Следует также помнить, что между Кантом и Гегелем лежит быстрое и энергичное действие Фихте и Шеллинга более раннего периода. Фихте применял доктрину Канта в области морали и религии: Шеллинг – в области природы и истории. Таким образом, они перевели теорию чистого разума из несколько сужающихся пределов человеческого разума в область актуальности и конкретных фактов. Таким образом, они практически и косвенно преодолели субъективность, элемент слабости, который цеплялся за категории Канта. Но, хотя они продвинули мысль в более широкое и сложное поле и проложили путь к новой постановке проблемы на универсальной основе, они не добавили многого к фундаменту и не исправили его неадекватность.
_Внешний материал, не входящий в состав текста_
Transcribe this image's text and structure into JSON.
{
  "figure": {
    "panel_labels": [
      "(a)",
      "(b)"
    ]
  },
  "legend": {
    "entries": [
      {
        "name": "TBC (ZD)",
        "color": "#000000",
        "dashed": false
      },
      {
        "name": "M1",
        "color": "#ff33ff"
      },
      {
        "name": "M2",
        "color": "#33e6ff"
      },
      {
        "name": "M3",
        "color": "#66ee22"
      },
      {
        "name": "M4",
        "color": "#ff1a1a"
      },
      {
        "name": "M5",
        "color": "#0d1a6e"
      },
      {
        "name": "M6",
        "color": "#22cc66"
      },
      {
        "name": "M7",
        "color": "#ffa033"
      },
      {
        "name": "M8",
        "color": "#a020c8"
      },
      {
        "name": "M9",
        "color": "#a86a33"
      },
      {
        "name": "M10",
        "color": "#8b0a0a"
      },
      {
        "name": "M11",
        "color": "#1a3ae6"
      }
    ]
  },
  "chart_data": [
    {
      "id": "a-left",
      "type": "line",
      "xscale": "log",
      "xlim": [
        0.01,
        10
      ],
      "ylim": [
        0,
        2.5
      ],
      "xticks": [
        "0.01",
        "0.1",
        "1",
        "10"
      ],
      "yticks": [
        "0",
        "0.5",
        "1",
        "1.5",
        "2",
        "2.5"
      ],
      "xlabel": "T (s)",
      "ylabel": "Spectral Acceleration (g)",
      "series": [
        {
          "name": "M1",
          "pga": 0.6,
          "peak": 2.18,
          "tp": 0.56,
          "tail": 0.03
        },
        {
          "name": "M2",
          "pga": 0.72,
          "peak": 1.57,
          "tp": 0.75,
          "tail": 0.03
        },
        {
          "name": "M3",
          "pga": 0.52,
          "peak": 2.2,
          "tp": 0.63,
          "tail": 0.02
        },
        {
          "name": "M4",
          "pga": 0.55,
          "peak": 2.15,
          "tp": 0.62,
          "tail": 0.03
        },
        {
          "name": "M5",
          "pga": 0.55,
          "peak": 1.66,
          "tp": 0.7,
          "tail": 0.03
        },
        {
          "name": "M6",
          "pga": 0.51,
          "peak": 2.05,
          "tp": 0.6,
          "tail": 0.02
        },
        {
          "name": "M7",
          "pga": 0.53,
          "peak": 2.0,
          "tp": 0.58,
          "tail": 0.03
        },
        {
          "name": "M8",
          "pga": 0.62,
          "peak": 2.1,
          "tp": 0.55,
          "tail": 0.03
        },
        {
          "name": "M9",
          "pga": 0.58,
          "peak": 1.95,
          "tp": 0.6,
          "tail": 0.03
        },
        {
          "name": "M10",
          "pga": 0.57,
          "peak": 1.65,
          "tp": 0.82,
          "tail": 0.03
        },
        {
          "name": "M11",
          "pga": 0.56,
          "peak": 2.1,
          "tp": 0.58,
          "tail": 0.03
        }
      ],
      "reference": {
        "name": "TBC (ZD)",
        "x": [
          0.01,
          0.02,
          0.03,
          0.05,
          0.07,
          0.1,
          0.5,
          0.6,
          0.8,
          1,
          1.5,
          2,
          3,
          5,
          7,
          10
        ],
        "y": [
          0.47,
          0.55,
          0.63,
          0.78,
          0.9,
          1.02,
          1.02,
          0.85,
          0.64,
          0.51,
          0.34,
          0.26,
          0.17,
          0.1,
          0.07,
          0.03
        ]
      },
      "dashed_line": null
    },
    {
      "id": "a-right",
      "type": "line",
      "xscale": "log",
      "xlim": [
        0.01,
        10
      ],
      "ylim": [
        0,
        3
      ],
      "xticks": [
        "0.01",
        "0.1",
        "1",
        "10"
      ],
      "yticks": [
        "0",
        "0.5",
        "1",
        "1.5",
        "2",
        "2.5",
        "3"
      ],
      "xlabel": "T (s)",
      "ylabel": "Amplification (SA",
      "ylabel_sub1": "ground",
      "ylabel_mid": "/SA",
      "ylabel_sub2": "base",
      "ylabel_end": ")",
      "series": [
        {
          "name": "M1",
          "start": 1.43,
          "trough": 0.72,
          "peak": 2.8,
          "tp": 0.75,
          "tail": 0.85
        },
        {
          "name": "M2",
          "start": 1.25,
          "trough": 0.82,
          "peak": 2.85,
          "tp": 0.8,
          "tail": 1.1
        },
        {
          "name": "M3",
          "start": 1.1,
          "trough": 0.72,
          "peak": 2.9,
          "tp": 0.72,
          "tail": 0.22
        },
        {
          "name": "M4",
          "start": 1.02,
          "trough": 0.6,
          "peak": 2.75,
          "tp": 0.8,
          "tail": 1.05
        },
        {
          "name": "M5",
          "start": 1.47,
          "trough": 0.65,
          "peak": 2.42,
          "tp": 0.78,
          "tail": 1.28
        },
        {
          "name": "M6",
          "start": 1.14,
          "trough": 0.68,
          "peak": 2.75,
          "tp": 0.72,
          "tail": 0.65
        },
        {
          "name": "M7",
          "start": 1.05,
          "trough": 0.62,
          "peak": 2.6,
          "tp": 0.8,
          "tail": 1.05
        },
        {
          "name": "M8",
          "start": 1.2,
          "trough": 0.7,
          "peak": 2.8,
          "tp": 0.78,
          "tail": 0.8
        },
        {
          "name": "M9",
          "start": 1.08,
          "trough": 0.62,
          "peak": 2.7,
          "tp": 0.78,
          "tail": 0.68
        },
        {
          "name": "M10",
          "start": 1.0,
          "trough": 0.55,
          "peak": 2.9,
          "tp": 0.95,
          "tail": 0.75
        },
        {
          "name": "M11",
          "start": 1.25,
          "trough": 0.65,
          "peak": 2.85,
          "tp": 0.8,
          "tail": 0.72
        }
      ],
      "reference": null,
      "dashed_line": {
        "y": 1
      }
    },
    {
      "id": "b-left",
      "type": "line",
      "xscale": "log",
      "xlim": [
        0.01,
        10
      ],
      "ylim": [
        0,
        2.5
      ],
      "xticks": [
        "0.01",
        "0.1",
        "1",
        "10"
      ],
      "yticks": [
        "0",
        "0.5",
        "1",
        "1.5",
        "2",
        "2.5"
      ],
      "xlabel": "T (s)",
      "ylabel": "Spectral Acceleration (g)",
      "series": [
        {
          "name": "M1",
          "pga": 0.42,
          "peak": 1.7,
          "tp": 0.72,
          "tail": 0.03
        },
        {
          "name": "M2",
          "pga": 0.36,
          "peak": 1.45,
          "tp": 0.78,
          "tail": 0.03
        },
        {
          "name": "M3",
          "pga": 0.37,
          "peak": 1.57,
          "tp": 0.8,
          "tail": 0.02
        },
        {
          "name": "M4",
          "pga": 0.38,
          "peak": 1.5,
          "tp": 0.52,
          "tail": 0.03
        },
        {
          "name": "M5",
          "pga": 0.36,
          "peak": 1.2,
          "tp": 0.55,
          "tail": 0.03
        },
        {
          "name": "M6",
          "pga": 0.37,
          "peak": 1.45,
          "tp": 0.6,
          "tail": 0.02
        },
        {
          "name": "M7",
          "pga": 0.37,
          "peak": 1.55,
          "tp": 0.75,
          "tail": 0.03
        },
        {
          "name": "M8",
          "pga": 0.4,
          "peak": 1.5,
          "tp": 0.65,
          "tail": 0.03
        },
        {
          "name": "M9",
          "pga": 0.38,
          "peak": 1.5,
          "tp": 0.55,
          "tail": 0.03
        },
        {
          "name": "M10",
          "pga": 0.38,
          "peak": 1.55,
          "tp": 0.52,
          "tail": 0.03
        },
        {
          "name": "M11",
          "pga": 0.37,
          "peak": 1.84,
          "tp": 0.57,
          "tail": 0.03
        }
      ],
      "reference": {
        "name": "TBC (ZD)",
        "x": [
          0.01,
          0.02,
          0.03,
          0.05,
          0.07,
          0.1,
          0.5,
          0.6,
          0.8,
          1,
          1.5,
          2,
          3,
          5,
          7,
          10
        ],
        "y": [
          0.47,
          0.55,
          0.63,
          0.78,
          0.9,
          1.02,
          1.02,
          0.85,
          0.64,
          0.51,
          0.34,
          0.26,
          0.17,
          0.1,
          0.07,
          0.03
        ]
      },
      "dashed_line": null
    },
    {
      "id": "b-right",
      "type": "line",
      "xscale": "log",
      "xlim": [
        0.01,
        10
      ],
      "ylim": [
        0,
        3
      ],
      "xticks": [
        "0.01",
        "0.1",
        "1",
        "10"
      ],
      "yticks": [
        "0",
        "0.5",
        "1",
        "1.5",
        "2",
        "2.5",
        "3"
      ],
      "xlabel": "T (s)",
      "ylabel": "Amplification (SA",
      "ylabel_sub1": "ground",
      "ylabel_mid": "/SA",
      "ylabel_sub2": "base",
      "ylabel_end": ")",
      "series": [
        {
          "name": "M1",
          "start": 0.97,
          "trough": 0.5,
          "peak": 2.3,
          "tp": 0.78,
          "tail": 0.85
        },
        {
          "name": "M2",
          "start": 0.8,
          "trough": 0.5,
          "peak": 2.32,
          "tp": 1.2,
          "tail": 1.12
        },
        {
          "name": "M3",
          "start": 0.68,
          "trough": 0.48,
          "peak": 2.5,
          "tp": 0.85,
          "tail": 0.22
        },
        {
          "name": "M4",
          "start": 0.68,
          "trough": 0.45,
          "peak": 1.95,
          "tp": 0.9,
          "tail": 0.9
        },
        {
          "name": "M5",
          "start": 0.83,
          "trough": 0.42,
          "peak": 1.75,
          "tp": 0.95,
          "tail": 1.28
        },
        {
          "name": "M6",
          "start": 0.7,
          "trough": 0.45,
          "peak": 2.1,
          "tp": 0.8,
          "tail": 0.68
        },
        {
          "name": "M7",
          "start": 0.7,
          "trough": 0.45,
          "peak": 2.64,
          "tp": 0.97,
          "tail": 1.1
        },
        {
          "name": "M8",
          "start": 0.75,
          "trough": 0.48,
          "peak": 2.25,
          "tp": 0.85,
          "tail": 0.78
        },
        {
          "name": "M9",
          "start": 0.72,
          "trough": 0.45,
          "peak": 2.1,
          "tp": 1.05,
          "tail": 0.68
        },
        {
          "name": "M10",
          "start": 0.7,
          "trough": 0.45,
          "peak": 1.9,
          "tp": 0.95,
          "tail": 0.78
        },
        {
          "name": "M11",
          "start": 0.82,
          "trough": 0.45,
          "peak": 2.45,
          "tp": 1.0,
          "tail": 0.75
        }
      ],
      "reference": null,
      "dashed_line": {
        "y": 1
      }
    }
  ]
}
Фихте, показав, что интеллект – это скорее акт, чем факт, что началом философии является постулат «Думай!», что мысль должна ограничить себя и ввести различия, и что категории возникают из этого акта самоопределения, придал категориям больше единства и принципа, чем это сделал Кант. Но Гегелю оставалось поставить проблему в более полном свете. И сделать это ему позволило то исчерпывающее изучение истории и всех произведений человеческого разума, то неустанное стремление разобраться в своих мыслях и увидеть смысл истории, которым отмечено третье десятилетие его жизни. Благодаря этим исследованиям он смог заменить расплывчатое «Абсолют», ставшее крылатым словом философии того времени, полностью детализированной структурой Идеи, Разумного мира со всеми его конкретными типами и процессами, от которых они зависят: подобно тому, как Кант перевел расплывчатый и абстрактный термин «понимание» в артикулировавшую схему своих двенадцати категорий.
17
Первые принципы, стр. 161. Можно также заметить, что «отношение» едва ли является адекватным описанием природы мысли в целом. Мы увидим, когда будем говорить о теории логики, что этот термин применим – и то несколько несовершенно – только ко второй фазе мышления, категориям рефлексии, которые съели любимые категории науки и популярной метафизики.
18
В одной из модернизаций Нового Завета, придуманной Бахрдтом, человеком, пользовавшимся в те времена известностью, Матф. ст. 4 («Блаженны скорбящие, ибо они утешатся») была перефразирована следующим образом: «Счастливы те, кто предпочитает сладкую меланхолию добродетели приятным радостям греха».